My advice is to love your daughter where she is at in her life. Make sure she has the information she needs about consent, birth control, sexually transmitted diseases, privacy, and social media. Then trust her. You raised her and taught her everything so she can make good choices and be safe.
Check in with her. Ask the right questions and hopefully she’ll feel comfortable answering you. Tell her all the things you wish your mom had told you; and all the things you wish she hadn’t. Build your relationship. She will always be your little girl, but she’s growing up. You need to let her.
FEEDBACK Regarding the woman who finds her brother-in-law “dumb.” (July 23):
Reader – “I gasped reading her letter! What unbelievable snobbery! So how does this "dumb" brother-in-law feel spending an evening with these "intelligent" people? Humiliated? Unhappy? Ashamed? I feel sorry for him, not this arrogant woman.
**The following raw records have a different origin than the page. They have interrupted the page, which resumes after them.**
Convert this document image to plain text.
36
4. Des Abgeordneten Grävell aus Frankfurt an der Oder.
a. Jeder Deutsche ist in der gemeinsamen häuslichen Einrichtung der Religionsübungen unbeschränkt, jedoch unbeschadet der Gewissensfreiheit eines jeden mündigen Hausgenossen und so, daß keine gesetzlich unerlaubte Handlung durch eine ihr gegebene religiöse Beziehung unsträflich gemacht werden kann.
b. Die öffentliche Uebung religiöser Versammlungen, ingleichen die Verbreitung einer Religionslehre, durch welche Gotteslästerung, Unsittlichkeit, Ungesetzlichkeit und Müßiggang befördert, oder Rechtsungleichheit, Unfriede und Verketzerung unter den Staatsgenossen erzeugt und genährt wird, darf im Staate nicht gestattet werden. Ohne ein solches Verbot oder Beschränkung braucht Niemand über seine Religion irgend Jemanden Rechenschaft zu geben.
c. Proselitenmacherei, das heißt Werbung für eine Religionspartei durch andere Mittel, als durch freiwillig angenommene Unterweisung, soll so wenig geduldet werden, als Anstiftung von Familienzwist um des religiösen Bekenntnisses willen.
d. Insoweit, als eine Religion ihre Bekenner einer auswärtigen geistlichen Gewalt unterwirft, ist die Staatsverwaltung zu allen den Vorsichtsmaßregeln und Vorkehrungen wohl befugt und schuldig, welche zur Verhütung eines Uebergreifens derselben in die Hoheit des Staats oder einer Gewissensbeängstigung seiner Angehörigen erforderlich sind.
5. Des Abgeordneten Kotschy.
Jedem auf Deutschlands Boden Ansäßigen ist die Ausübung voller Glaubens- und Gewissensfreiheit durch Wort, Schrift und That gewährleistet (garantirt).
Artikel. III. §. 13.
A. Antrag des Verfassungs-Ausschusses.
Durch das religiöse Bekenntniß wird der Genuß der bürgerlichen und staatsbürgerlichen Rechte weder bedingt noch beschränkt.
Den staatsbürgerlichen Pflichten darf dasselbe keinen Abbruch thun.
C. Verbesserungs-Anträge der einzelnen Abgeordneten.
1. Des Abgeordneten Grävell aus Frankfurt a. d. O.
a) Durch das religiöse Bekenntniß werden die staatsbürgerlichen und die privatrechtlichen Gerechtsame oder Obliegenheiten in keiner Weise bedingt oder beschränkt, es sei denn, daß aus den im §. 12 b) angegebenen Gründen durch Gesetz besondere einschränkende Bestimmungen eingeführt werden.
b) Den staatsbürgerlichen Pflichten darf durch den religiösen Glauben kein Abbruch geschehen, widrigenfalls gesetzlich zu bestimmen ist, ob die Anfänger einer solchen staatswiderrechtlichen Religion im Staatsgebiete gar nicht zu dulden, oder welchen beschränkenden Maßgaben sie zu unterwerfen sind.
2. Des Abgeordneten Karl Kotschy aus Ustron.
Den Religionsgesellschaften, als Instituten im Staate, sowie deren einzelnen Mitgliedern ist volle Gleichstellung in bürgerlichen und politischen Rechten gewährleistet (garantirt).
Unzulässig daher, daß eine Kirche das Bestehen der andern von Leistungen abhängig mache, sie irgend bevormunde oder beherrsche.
“This sister doesn't say how long the couple have been married, but obviously they get along fine. A couple don't have to be ‘intellectually equal’ to have a perfectly happy life. Stop! Just stop! Make an effort to get along, even ‘read loads of books’. You're the one with the problem of a stuck-up attitude, Sister.”
Lisi – You are too right! I was trying to be helpful and kind, but you’ve hit the nail on the head. She does sound like a snob.